The promoters of Ashapura Minechem are offering 12 lakh shares at Rs 170 a share which is way above the current market price of Rs 72 on the Bombay Stock Exchange, thus ensuring their stake does not go down in the company. Interestingly, the equity shares have been priced even higher than the all-time high of Rs 165.
As the promoters of Ashapura Minechem have taken their stake to as high as 78.5 per cent, the floating stock has come down below the mandatory 25 per cent. In order to bring down the promoters' stake to 58.55 per cent, Sebi asked the company to divest their stake, in line with the market regulator's norms.
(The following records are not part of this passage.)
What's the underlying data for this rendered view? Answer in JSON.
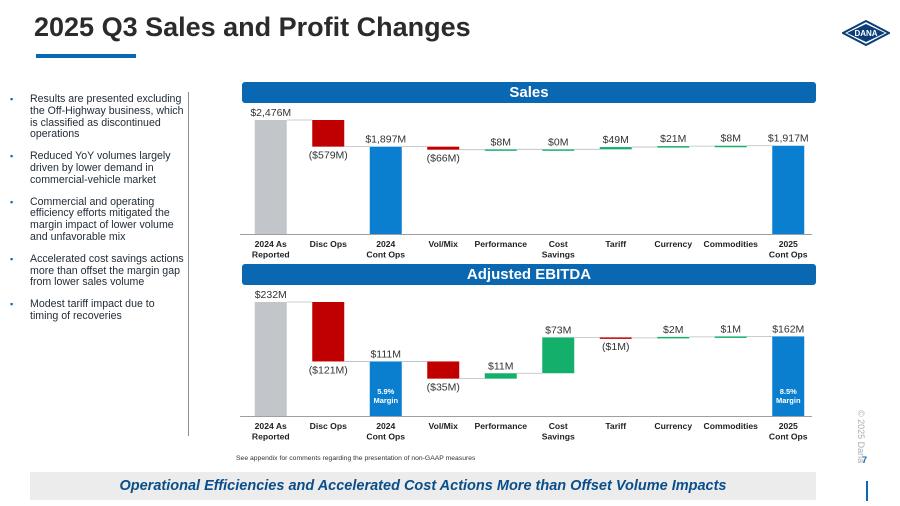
{
  "page": {
    "title": "2025 Q3 Sales and Profit Changes",
    "logo_text": "DANA",
    "copyright": "© 2025 Dana",
    "page_number": "7",
    "footnote": "See appendix for comments regarding the presentation of non-GAAP measures",
    "bottom_banner": "Operational Efficiencies and Accelerated Cost Actions More than Offset Volume Impacts",
    "colors": {
      "brand": "#0a67b2",
      "baseline": "#c2c6ca",
      "decrease": "#c00000",
      "increase": "#14b06b",
      "total": "#0a7fd0"
    }
  },
  "bullets": [
    "Results are presented excluding the Off-Highway business, which is classified as discontinued operations",
    "Reduced YoY volumes largely driven by lower demand in commercial-vehicle market",
    "Commercial and operating efficiency efforts mitigated the margin impact of lower volume and unfavorable mix",
    "Accelerated cost savings actions more than offset the margin gap from lower sales volume",
    "Modest tariff impact due to timing of recoveries"
  ],
  "chart_data": [
    {
      "type": "bar",
      "subtype": "waterfall",
      "title": "Sales",
      "unit": "$M",
      "categories": [
        "2024 As Reported",
        "Disc Ops",
        "2024 Cont Ops",
        "Vol/Mix",
        "Performance",
        "Cost Savings",
        "Tariff",
        "Currency",
        "Commodities",
        "2025 Cont Ops"
      ],
      "tick_labels": [
        [
          "2024 As",
          "Reported"
        ],
        [
          "Disc Ops"
        ],
        [
          "2024",
          "Cont Ops"
        ],
        [
          "Vol/Mix"
        ],
        [
          "Performance"
        ],
        [
          "Cost",
          "Savings"
        ],
        [
          "Tariff"
        ],
        [
          "Currency"
        ],
        [
          "Commodities"
        ],
        [
          "2025",
          "Cont Ops"
        ]
      ],
      "values": [
        2476,
        -579,
        1897,
        -66,
        8,
        0,
        49,
        21,
        8,
        1917
      ],
      "kinds": [
        "baseline",
        "delta",
        "total",
        "delta",
        "delta",
        "delta",
        "delta",
        "delta",
        "delta",
        "total"
      ],
      "data_labels": [
        "$2,476M",
        "($579M)",
        "$1,897M",
        "($66M)",
        "$8M",
        "$0M",
        "$49M",
        "$21M",
        "$8M",
        "$1,917M"
      ],
      "bar_notes": [
        "",
        "",
        "",
        "",
        "",
        "",
        "",
        "",
        "",
        ""
      ],
      "ylim": [
        0,
        2476
      ]
    },
    {
      "type": "bar",
      "subtype": "waterfall",
      "title": "Adjusted EBITDA",
      "unit": "$M",
      "categories": [
        "2024 As Reported",
        "Disc Ops",
        "2024 Cont Ops",
        "Vol/Mix",
        "Performance",
        "Cost Savings",
        "Tariff",
        "Currency",
        "Commodities",
        "2025 Cont Ops"
      ],
      "tick_labels": [
        [
          "2024 As",
          "Reported"
        ],
        [
          "Disc Ops"
        ],
        [
          "2024",
          "Cont Ops"
        ],
        [
          "Vol/Mix"
        ],
        [
          "Performance"
        ],
        [
          "Cost",
          "Savings"
        ],
        [
          "Tariff"
        ],
        [
          "Currency"
        ],
        [
          "Commodities"
        ],
        [
          "2025",
          "Cont Ops"
        ]
      ],
      "values": [
        232,
        -121,
        111,
        -35,
        11,
        73,
        -1,
        2,
        1,
        162
      ],
      "kinds": [
        "baseline",
        "delta",
        "total",
        "delta",
        "delta",
        "delta",
        "delta",
        "delta",
        "delta",
        "total"
      ],
      "data_labels": [
        "$232M",
        "($121M)",
        "$111M",
        "($35M)",
        "$11M",
        "$73M",
        "($1M)",
        "$2M",
        "$1M",
        "$162M"
      ],
      "bar_notes": [
        "",
        "",
        "5.9% Margin",
        "",
        "",
        "",
        "",
        "",
        "",
        "8.5% Margin"
      ],
      "ylim": [
        0,
        232
      ]
    }
  ]
}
Although the company is complying with Rule 19(2)(b) ofthe Securities Contract (Regulations), 1957, there will be hardly any investors who will put their money. By making the offer at a very high premium of as high as 136 per cent to the current market price of Rs 72, Ashapuram Minechem has ensured that no investor puts money in the issue as well as do not violate the Sebi order.
Says a company source, ``Sebi has forced us to make an offer for sale even in this volatile market. Since the share is trading at a very low price mainly due to bad market condition, promoters as well as shareholders will be losing their investment value if we make the offer at a very low price. If the offer price is attractive enough to get full subscription, the floating stock will see a considerable jump and hence, shareholder value in terms of market price is bound to go down.''
According to the source, even if the promoters' stake remains the same due to poor investor response, this does not call for an action against the company. ``Since we are technically complying with theSebi jurisdiction, we should not face any action from Sebi even if the promoters' stake remains at the current level. As the price is very high at Rs 170, there may not be any subscribers for this issue,'' says the source.
The Rs 20.4 crore offer for sale is being made by Navnitlal R Shah, Chetan N Shah, Hiralaxmi R Shah, Himani C Shah and Chaitali C Shah. Post-offer, the public stake is expected to go up to 41.45 per cent, if all the shares are picked up by the public.
Against the offer price of Rs 170, the company has a bookvalue of only Rs 51.96 as on March 31, 1998. The 1998-earnings discount the offer price by a multiple of as high as 13 times. The company's return on networth has been falling continuously from 30.74 per cent in fiscal 1995-96 to 25.1 per cent in fiscal 1997-98. The Ashapura Minechem counter on BSE is not very active. Although the share is regularly traded, the volume is very low. The shares are listed at Mumbai, Ahmedabad, Delhi, Chennai and NSE.
A recognised export house, thecompany is into the manufacture, processing and marketing of bentonite products. The company has recorded a total income of Rs 77.57 crore for fiscal 1998 against Rs 66.79 crore during fiscal 1997. The net profit increased to Rs 8.15 crore from Rs 7 crore in fiscal 1997. Lead managed by BoI Finance, the offer for sale opens on September 28 and issue closes on October 12.